Re: Idioms for iterators in C

Discussion in 'C Programming' started by Ersek, Laszlo, Jan 28, 2010.

  1. In article <>, (Richard Harter) writes:

    > Here is the outline of an example. Let foo be the type of
    > container. For notation I usually append the operation name to
    > the container type - you may prefer a different notation. Thus
    >
    > foo_open // create a foo container, returns handle
    > foo_close // deletes a foo container
    > foo_add // adds an item to the container
    > foo_delete // removes an item from the container


    Sometimes the client programmer is enabled to allocate the necessary
    storage him- or herself, and (un)initialization is made accessible
    separately from (de)allocation. Sort of a "placement new". (Of course
    the nodes of the container are allocated dynamically later.)

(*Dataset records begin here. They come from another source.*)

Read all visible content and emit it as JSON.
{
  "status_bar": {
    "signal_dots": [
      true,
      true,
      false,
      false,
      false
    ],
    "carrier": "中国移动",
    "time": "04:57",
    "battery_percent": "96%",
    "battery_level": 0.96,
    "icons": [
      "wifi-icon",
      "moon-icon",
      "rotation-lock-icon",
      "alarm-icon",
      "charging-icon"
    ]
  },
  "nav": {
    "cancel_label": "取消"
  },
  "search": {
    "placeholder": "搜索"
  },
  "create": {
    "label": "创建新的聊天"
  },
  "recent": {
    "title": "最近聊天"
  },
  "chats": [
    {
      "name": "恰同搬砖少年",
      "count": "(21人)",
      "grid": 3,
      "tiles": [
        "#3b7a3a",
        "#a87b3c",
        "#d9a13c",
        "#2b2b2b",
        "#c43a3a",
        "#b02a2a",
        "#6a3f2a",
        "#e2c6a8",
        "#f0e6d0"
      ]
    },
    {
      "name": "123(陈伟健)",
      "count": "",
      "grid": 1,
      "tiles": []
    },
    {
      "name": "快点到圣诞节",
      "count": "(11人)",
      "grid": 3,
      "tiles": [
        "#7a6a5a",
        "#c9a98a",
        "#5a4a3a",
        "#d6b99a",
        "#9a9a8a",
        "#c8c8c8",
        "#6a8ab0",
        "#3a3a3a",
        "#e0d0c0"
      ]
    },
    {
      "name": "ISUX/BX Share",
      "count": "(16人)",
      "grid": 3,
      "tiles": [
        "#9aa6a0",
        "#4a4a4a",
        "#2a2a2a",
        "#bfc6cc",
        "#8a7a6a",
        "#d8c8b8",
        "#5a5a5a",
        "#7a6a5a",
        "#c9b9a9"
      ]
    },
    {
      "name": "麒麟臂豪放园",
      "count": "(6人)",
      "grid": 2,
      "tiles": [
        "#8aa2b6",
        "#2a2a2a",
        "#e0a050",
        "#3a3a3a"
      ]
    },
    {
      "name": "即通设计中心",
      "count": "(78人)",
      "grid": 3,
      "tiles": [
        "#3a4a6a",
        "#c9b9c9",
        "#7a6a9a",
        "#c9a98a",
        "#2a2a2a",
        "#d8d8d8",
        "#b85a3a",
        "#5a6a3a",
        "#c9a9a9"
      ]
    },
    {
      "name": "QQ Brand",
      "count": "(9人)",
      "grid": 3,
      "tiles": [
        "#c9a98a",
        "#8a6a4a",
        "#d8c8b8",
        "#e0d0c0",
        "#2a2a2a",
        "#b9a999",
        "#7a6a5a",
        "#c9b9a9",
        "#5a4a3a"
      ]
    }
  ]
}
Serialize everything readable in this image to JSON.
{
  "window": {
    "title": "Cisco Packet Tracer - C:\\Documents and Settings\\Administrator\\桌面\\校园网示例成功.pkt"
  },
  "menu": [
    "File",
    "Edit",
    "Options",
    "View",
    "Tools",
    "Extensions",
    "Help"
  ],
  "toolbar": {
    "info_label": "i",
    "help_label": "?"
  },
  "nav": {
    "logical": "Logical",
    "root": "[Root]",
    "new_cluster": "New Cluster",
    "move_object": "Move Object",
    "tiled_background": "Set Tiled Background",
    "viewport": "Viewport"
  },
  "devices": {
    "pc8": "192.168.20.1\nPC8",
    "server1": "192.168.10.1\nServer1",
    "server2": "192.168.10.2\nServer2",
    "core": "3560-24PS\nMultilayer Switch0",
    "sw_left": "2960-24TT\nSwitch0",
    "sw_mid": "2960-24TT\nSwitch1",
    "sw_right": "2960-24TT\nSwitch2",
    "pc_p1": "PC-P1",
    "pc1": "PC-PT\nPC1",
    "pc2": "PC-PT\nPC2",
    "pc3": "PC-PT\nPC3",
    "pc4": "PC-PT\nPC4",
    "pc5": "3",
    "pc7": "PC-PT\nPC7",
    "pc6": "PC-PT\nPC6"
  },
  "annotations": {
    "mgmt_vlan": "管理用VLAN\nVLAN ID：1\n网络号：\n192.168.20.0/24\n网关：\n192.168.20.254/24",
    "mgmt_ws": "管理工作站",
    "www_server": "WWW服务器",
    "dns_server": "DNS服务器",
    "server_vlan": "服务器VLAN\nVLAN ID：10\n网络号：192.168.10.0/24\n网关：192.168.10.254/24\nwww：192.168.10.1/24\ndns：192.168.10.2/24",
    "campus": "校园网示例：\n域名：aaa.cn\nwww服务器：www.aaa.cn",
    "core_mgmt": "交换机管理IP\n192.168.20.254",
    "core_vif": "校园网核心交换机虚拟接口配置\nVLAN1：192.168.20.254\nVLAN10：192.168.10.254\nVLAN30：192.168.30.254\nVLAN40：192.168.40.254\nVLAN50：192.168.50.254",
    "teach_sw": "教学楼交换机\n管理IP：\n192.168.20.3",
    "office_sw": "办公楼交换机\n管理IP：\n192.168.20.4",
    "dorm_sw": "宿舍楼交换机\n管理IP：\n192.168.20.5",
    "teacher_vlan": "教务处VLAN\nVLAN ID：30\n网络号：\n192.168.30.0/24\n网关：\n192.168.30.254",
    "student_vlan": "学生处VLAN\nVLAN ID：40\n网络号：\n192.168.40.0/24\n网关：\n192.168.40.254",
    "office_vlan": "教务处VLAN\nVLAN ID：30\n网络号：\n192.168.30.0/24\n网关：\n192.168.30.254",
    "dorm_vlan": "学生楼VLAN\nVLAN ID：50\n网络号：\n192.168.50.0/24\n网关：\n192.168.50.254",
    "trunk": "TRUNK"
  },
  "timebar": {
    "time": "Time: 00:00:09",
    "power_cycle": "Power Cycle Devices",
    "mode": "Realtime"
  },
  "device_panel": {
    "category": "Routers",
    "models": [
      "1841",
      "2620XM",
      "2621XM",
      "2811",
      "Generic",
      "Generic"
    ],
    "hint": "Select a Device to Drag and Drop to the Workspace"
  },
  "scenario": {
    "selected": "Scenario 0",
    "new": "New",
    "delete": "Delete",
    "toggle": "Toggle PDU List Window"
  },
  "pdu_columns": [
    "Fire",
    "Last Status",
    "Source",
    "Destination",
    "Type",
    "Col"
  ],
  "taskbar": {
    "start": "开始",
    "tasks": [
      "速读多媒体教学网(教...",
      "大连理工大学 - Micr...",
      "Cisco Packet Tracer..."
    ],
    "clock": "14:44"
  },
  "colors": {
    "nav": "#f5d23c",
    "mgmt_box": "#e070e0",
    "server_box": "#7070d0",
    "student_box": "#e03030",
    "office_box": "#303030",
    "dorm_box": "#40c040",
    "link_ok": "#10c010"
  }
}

    > The first argument is always the handle; the remaining arguments
    > are specific to the operation. An alternative is to have a
    > master function that looks like foo(handle,opname,...) and use a
    > variable argument list. Pros and cons of that choice might be
    > interesting.


    Variable argument lists are more suitable for wildly varying operations
    in my opinion, or for sets of operations that are expected to be
    extended later, in ways yet unclear. I believe containers are
    traditionally categorized into deeply researched, fixed "behavioral
    profiles" or interfaces. For example, quoting from the ToC of the Second
    Edition of the ISO C++ standard:

    23 Containers library
    23.1 Container requirements
    23.1.1 Sequences
    23.1.2 Associative containers
    23.2 Sequences
    23.2.1 Class template deque
    23.2.2 Class template list
    23.2.3 Container adaptors
    23.2.3.1 Class template queue
    23.2.3.2 Class template priority_queue
    23.2.3.3 Class template stack
    23.2.4 Class template vector
    [...]
    23.3 Associative containers
    23.3.1 Class template map
    23.3.2 Class template multimap
    23.3.3 Class template set
    23.3.4 Class template multiset
    [...]
    24 Iterators library
    24.1 Iterator requirements
    24.1.1 Input iterators
    24.1.2 Output iterators
    24.1.3 Forward iterators
    24.1.4 Bidirectional iterators
    24.1.5 Random access iterators


    > When we step through the container we keep "getting" instances
    > until there are no more. This means there are two questions per
    > iteration - is there another instance, and, if so, what is it.
    > Sometimes we can collapse these into one operation, e.g., the
    > "get" returns a pointer. So that gives us
    >
    > for (foo_begin(handle); ptr = foo_next(handle);) {...}
    >
    > Returning pointers can be a security issue;


    What do you mean? Do you mean "pointers in general can be dangerous", or
    that an iterator can become stale after some other operation on the
    container?


    > an alternative is to
    > return a copy of the instance. One way to handle this is:
    >
    > for(foo_begin(handle); foo_more(handle);){
    > x=foo_get(handle)
    > ...
    > }
    >
    > This moves the get into the loop body; we can keep it in the
    > condition with:
    >
    > foo_more(handle) && (x = foo_get(handle))
    >
    > So, is this a good way to encapsulate? If not, what would you
    > suggest?


    I think returning a deep copy of the contained object is overkill. With
    the exception of foo_close() and foo_delete(), all foo_*() operations
    should try not to invalidate any existing iterator. foo_delete() should
    take an iterator and try not to invalidate any iterator pointing
    elsewhere.

    Sorry for parroting banalities.

    Cheers,
    lacos
    Ersek, Laszlo, Jan 28, 2010
    #1
    1. Advertising

  2. Ersek, Laszlo

    Eric Sosman Guest

    On 1/28/2010 5:00 PM, Richard Harter wrote:
    > On 28 Jan 2010 20:57:50 +0100, (Ersek,
    > Laszlo) wrote:
    >> [...]
    >> I think returning a deep copy of the contained object is overkill.

    >
    > That depends on the application and the data. As a general
    > observation, people tend to overestimate the cost of deep copies.
    > One deep copy of data that is going to be operated on is
    > effectively free - the operation cost dominates the copy cost.
    > The cost arises when copying is daisy chained.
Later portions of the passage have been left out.